Ja moje maleństwo straciłam w 3 miesiącu. Nawet nie wiem czy to była dziewczynka czy chłopiec a najgorsze że nie miałam pojęcia o możliwości pochówku. Od początku byłam przekonana że będzie dziewczynka dlatego mój aniołek ma na imię Klara

ja poszłam na zwykłą wizytę na której się dowiedziałam że serduszko przestało bić. Szpital,2 dni w męczarniach po lekach poronnych a trzeciego dnia (walentynki 2018)zabieg. Wszystko machinalnie,szybko,bez współczucia mimo że wyłam cały czas. Nikt nie zaproponował psychologa. Nie mogę sobie darować tego że nie spytałam i też że nikt nie informuje o tym że mam swoje prawa co do tak wczesnej ciąży (bo niby szpital od bodajże 22tc traktuję dziecko jak dziecko a nie płód) a teraz...nie mam nawet gdzie lampki zapalić. Tak mnie to wciąż gryzie i pewnie tak zostanie.

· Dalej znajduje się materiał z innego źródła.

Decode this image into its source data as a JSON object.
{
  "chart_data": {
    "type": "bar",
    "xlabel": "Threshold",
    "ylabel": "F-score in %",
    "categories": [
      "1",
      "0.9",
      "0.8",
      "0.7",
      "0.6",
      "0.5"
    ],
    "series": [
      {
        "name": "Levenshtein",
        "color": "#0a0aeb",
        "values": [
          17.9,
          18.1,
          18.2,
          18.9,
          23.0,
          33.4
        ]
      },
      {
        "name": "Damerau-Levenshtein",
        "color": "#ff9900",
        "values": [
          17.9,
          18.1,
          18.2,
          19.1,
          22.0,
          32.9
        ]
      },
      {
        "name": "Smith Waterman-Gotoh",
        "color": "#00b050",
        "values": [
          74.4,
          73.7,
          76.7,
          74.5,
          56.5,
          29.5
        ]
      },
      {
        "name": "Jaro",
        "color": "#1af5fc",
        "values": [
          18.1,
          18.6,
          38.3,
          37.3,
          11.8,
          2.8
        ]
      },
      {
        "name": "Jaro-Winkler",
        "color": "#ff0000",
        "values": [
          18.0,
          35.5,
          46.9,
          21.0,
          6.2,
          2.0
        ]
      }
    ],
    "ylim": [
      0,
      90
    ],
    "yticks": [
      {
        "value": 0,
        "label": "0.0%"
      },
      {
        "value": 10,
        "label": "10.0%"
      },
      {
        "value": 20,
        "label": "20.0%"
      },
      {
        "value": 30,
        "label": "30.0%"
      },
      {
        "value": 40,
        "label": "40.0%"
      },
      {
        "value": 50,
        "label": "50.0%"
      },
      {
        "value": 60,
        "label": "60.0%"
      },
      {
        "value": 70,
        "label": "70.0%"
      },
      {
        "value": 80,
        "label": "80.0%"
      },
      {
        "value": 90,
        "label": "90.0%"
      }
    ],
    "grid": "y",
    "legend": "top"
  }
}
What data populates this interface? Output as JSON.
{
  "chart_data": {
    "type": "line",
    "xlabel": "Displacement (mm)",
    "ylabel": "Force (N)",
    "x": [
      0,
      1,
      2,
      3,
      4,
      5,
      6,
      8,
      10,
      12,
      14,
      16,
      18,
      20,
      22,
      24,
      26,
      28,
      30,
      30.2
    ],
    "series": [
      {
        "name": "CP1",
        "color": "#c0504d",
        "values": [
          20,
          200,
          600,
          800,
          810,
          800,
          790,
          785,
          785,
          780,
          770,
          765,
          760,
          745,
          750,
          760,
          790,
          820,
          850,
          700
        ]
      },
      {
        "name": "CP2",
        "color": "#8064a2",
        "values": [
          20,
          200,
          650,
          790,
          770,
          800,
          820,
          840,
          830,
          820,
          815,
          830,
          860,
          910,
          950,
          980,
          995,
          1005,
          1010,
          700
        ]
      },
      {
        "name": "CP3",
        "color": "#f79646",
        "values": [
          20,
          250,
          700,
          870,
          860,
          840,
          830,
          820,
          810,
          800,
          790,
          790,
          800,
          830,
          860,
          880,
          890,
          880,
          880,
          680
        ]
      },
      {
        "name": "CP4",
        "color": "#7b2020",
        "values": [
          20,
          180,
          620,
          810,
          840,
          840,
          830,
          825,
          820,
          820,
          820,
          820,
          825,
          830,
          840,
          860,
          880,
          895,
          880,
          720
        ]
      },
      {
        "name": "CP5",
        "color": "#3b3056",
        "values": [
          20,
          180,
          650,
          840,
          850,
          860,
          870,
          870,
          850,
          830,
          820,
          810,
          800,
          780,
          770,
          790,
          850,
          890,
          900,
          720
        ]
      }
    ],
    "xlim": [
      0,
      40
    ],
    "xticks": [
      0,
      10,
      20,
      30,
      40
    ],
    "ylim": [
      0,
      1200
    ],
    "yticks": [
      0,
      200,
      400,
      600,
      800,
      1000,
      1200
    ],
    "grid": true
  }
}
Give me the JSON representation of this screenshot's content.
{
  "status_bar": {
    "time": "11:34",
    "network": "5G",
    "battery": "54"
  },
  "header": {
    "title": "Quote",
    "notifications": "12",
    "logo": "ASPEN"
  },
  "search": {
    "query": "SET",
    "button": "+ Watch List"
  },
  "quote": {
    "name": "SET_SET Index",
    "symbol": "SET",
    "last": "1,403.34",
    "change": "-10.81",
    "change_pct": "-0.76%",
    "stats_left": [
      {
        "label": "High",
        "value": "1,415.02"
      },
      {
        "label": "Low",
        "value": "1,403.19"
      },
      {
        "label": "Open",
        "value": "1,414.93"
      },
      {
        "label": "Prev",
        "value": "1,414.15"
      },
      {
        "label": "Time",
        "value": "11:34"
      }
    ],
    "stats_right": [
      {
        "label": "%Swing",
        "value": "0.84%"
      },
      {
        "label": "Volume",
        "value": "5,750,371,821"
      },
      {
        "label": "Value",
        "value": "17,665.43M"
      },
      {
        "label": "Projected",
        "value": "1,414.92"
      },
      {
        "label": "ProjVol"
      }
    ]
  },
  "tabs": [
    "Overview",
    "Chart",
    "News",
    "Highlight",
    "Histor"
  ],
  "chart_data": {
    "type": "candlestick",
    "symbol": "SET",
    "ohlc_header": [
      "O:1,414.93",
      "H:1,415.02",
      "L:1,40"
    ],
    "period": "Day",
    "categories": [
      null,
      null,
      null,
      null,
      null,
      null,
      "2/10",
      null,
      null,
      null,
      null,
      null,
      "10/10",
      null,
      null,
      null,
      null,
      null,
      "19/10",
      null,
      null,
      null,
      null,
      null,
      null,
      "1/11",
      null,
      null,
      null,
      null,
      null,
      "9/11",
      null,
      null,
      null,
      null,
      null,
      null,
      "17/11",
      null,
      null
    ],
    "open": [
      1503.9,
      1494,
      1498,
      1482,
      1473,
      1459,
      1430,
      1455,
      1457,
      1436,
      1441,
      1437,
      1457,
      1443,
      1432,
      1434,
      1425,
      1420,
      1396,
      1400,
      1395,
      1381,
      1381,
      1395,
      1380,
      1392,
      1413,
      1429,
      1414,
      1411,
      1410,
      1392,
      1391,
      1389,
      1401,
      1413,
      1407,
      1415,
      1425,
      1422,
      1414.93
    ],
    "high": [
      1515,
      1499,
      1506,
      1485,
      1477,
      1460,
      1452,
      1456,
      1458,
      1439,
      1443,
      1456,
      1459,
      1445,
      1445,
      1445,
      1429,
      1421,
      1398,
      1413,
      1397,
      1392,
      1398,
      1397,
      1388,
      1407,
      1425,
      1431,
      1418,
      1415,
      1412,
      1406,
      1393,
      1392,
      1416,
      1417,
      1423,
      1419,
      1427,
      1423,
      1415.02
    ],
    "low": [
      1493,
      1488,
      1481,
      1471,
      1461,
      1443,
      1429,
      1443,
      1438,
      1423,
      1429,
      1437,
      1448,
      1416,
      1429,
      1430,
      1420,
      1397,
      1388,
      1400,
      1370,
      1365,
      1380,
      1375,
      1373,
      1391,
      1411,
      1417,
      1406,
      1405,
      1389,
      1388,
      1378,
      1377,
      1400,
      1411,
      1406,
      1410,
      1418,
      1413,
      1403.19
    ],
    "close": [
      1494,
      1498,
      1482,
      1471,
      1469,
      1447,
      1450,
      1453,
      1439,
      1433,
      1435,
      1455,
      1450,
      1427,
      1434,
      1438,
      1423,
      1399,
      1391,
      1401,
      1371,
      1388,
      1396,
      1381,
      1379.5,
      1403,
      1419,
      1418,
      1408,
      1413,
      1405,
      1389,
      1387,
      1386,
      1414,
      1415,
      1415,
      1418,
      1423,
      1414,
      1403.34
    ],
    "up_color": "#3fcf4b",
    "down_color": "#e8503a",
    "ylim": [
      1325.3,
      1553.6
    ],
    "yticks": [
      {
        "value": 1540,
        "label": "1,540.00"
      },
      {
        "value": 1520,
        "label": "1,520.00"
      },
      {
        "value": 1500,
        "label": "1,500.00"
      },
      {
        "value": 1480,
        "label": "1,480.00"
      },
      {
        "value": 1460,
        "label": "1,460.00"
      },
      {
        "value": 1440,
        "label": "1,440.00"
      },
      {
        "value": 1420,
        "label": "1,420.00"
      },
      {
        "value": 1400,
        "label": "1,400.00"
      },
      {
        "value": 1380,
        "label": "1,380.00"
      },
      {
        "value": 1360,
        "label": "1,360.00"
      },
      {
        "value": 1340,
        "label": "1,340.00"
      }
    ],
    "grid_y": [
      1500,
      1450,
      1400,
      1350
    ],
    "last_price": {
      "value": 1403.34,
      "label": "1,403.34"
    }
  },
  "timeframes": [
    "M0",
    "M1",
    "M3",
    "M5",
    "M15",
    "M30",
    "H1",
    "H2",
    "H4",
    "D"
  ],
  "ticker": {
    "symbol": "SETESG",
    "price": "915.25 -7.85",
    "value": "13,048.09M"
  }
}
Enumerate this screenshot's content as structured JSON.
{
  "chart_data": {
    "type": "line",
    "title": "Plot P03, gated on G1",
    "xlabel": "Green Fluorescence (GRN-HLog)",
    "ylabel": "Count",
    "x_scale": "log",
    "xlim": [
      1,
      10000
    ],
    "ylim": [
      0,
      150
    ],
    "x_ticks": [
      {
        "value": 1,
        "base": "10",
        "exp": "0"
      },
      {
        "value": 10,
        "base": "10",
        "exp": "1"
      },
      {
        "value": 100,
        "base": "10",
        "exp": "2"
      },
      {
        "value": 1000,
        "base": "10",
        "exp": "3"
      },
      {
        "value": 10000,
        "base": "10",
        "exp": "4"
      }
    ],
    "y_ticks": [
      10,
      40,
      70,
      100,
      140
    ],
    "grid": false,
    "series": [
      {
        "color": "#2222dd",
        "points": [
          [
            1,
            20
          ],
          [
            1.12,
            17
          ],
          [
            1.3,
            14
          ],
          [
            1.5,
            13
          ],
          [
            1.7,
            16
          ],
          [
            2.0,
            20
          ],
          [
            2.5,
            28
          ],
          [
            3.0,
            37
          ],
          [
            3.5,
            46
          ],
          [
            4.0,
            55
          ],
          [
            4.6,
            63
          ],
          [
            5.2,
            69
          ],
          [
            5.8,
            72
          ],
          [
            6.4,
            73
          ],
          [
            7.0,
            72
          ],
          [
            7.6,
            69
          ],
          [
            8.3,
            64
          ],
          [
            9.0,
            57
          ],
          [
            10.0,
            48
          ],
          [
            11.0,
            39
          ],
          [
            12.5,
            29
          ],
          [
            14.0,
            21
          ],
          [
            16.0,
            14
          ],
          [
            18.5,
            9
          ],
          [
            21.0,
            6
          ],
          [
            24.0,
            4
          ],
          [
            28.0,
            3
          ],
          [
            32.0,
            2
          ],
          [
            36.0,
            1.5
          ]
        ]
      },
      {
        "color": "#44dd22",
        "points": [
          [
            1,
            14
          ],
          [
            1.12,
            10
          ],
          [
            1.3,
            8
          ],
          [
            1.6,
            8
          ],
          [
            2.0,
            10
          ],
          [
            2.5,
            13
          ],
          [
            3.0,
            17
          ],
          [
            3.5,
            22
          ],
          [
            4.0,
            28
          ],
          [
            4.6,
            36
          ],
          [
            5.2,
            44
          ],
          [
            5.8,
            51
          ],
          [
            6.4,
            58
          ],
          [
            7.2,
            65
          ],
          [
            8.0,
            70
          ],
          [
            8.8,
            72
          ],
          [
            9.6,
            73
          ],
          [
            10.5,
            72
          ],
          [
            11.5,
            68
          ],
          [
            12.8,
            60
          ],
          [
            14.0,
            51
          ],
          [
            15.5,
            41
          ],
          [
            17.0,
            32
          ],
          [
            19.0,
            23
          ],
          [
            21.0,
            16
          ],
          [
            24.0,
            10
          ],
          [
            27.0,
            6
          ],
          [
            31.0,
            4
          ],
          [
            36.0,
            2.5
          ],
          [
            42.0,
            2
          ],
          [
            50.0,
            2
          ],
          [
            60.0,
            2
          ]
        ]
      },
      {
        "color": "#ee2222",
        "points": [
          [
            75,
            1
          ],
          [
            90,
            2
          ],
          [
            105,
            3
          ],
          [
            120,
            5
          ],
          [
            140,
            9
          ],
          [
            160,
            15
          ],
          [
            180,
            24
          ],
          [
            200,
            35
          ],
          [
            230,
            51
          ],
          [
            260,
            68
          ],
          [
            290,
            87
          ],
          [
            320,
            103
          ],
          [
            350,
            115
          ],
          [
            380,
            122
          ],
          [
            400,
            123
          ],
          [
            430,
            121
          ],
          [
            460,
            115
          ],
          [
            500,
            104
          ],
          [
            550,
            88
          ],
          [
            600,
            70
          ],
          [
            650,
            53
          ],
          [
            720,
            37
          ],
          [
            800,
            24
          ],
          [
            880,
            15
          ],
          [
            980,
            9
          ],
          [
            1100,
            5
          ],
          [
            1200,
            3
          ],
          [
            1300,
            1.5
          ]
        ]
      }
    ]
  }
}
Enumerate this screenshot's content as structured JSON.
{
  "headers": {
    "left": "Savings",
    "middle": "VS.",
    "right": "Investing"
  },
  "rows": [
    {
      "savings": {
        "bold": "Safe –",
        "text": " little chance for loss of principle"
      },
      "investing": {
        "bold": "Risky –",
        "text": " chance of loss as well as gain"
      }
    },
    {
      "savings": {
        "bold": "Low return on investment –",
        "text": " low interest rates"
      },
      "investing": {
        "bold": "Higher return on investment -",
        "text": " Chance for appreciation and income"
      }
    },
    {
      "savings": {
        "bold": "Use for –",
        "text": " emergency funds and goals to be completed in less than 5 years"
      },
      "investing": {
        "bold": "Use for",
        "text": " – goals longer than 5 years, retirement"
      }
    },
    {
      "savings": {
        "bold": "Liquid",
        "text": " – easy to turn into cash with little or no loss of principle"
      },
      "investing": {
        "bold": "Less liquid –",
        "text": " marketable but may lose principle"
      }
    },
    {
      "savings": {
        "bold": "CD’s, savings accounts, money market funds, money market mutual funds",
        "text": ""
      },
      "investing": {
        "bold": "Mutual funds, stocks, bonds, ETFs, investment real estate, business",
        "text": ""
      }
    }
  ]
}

Czasu nie cofnę ale liczę na to że jeszcze kiedyś spotkam się z moim aniołkiem. Drugą ciążę donosilam,mam cudownego synka,kocham go nad życie ale nigdy nie zapomnę o moim aniołku i tego co przeszłam. Czas załagodzi rany ale ich nie zagoi. Pamiętać będziemy zawsze dlatego życzę Ci dużo siły i wsparcia od najbliższych.